La mobilité est le propre de l’homme, notamment celle des jeunes, qu’ils soient compétents ou non qualifiés, dotés ou démunis de formation, au chômage ou à la recherche d’une promotion professionnelle ou sociale.
A travers l’histoire en Europe, en Afrique ou autour de la Méditerranée, il y a toujours eu des vagues d’émigration plus ou moins fortes, justifiées par des crises économiques, sociales ou politiques, qui ont favorisé la diversité culturelle et sociale des nations.
Depuis l’avènement du soulèvement démocratique du 14 janvier 2011, plusieurs indicateurs ont provoqué une accélération de l’émigration des compétences dans notre pays.
Instabilité politique, perturbations sociales, actes terroristes, marasme économique, croissance en berne, climat défavorable à l’investissement, stagnation du marché de l’emploi, inflation galopante.
Cela a incité plusieurs centaines de jeunes médecins (entre 400 et 700 dit-on faute de statistiques), mais aussi des centaines sinon des milliers d’ingénieurs, notamment des informaticiens, à partir en Europe à la recherche d’un emploi, mais aussi et surtout, de meilleures conditions de travail et de vie.
Des pays européens comme l’Allemagne et la France ont accueilli ces jeunes dans leurs structures publiques et privées conformément à leurs diplômes.
Il y a lieu de prendre en considération que, parmi les 240.000 diplômés du supérieur au chômage, il y a plus de 10.000 ingénieurs et plusieurs milliers de médecins. Cette situation dure depuis plusieurs années, elle est intolérable pour plusieurs raisons, économiques, sociales et politiques.
Il y a plusieurs facteurs qui justifient l’émigration : d’abord l’emploi, ensuite la rémunération, enfin les conditions de travail et les perspectives d’avenir.
On ne peut pas dire que la rémunération des jeunes compétences soit suffisamment motivante, vu le coût de la vie qui renchérit de plus en plus, pour leur permettre d’envisager l’avenir avec sérénité : mariage, acquisition d’un logement, achat d’une voiture…
Les conditions de travail sont souvent difficiles et peu encourageantes.
Les deux professions les plus sensibles sont celles de médecin et d’ingénieur-architecte.
D’abord, il s’agit des élèves les plus brillants au bac, ceux qui sont doués, qui viennent des lycées pilotes et qui ont obtenu les meilleures notes.
Ensuite, ce sont des étudiants qui ont fait preuve d’un cycle d’études supérieures réussies et qui ont obtenu leurs diplômes avec succès.
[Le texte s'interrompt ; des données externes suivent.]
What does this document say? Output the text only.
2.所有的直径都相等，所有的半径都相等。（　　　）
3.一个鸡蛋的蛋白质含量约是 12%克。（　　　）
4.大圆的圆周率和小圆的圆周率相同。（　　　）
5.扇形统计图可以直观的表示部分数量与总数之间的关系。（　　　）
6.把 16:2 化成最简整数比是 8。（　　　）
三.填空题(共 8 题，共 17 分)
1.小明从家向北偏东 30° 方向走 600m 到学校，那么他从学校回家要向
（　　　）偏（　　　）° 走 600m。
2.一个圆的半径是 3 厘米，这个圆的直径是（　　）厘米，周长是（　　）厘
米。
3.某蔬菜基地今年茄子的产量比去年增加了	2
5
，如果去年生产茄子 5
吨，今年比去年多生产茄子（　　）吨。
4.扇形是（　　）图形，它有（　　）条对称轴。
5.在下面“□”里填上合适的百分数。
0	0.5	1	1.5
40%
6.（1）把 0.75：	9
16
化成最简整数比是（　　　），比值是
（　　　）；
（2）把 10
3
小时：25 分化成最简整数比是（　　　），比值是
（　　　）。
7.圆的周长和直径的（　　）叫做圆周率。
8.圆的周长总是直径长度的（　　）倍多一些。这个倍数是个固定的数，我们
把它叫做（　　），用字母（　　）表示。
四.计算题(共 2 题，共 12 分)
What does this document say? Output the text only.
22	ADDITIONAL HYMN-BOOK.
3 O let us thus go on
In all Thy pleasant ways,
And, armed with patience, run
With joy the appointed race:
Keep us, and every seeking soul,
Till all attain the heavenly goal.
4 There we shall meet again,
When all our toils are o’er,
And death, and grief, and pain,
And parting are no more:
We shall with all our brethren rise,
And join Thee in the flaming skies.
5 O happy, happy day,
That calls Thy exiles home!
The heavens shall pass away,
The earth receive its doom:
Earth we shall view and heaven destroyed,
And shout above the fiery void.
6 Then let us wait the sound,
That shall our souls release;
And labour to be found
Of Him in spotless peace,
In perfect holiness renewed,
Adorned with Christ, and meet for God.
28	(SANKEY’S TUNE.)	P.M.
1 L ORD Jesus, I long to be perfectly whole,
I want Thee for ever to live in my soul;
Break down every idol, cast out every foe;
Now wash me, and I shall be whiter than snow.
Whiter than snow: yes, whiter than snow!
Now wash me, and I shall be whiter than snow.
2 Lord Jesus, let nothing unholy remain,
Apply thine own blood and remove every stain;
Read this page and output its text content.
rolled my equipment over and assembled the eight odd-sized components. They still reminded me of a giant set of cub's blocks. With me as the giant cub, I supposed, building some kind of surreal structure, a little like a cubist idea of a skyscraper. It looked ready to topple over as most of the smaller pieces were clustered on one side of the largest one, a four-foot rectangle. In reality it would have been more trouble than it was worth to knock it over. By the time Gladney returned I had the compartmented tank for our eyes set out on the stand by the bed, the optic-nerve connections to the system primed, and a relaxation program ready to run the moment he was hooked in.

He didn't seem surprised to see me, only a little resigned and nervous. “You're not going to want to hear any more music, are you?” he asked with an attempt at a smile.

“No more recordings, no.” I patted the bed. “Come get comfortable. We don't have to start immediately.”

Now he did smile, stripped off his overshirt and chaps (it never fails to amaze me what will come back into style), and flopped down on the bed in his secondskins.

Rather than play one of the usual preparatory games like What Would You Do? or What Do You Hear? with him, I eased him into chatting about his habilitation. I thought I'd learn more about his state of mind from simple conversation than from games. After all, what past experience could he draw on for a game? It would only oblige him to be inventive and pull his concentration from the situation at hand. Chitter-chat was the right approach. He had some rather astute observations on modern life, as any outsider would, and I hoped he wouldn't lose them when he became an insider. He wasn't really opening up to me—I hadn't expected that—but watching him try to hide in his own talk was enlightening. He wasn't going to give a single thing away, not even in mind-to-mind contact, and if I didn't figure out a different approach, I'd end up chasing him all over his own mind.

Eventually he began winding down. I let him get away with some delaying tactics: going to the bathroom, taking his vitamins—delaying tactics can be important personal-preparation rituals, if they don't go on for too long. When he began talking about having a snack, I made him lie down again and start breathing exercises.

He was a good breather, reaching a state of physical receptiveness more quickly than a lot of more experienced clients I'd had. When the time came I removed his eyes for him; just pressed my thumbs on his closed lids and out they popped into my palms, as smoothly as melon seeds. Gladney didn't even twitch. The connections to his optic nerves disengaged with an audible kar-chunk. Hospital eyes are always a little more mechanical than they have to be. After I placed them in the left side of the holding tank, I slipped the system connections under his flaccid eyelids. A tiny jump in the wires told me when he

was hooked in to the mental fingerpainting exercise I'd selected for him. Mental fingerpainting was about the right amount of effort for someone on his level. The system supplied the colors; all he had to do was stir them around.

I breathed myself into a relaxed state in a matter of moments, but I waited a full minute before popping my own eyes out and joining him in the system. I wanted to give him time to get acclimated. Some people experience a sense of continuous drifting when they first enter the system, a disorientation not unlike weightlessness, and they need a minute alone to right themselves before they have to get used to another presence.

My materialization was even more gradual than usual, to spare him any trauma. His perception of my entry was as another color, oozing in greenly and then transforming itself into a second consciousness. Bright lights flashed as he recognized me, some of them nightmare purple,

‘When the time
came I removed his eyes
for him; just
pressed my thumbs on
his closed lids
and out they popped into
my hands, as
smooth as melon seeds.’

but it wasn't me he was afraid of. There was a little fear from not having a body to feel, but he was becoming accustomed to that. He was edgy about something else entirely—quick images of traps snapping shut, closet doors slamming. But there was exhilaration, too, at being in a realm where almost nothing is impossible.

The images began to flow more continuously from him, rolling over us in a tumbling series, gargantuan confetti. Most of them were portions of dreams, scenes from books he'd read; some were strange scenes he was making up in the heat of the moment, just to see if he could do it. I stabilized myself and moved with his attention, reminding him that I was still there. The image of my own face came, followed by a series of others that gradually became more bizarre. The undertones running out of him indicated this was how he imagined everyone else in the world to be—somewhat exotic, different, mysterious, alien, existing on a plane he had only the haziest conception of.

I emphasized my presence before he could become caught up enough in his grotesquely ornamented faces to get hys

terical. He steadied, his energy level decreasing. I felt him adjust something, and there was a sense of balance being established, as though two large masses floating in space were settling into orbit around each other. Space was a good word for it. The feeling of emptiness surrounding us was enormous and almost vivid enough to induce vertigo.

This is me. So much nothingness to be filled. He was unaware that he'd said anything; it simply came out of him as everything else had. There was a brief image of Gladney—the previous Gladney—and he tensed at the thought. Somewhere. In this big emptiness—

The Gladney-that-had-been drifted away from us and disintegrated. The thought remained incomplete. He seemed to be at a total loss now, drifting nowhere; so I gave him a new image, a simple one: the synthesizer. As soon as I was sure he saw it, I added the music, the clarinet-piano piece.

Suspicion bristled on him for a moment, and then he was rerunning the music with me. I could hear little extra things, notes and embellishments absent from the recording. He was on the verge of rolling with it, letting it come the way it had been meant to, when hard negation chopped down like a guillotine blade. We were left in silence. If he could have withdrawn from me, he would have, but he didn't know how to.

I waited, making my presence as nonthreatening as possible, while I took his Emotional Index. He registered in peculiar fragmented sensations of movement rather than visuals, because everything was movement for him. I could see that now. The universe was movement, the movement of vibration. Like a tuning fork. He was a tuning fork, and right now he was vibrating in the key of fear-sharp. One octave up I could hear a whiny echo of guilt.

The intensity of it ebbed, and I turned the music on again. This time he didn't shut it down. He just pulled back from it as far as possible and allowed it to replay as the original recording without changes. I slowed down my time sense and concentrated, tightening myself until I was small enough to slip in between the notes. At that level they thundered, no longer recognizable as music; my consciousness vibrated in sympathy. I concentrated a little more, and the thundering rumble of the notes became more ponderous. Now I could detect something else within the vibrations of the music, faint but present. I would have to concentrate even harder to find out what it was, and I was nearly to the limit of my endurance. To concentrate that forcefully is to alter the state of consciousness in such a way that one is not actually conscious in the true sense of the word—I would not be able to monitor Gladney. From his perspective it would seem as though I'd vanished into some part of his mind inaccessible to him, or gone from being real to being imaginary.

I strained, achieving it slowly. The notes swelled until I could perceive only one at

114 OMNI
Au bout de tant d’efforts, de sacrifices et de réussites, aboutir à une situation de chômage ou d’emploi sous-considéré, est pour le moins que l’on puisse dire, une déception amère.
Pour retenir les médecins sur place et les encourager à assumer leurs responsabilités dans les meilleures conditions, l’Etat a le devoir d’améliorer l’équipement des hôpitaux et garantir leur sécurité.
Renforcer l’encadrement des hôpitaux régionaux par des médecins spécialistes, est une tâche urgente, n’étant possible que si des incitations vigoureuses sont consenties par le ministère de la Santé sous forme de logements décents, d’indemnités consistantes et de conditions de travail dignes.
Les compétences tunisiennes émigrées peuvent et doivent favoriser le développement de la mère-patrie de plusieurs façons.
Investir dans le pays natal, faire bénéficier la Tunisie de leur savoir-faire, de la qualité de leurs relations, du fruit de leurs recherches et travaux, faire honneur au pays et faire briller l’image de la Tunisie par leur conduite et leur savoir.
Les émigrés tunisiens finissent toujours par revenir au pays.
Le terme de “fuite” est péjoratif, il invoque la notion de ne pas assumer une responsabilité et suppose que l’intéressé échappe à son devoir.
Est-ce le cas, lorsqu’on aspire à une promotion professionnelle et sociale, à de meilleures conditions de travail et de vie, ou à un autre environnement ? Probablement non.
Quand on ne trouve pas d’emploi conforme à sa formation et à ses qualifications, une rémunération correcte susceptible de permettre une vie digne, des conditions de travail conformes à ses ambitions, la mobilité constitue une solution provisoire, raisonnable, sinon durable.
Cela ne constitue pas une rupture définitive avec son pays natal, ni avec sa famille ni avec ses origines… Et encore moins, une ingratitude vis-à-vis de ce qui est dû à ses racines : coût de la formation, valeur de l’éducation…
Le Tunisien reste d’une façon ou d’une autre attaché à sa patrie, à ses racines, à sa famille et à ses amis.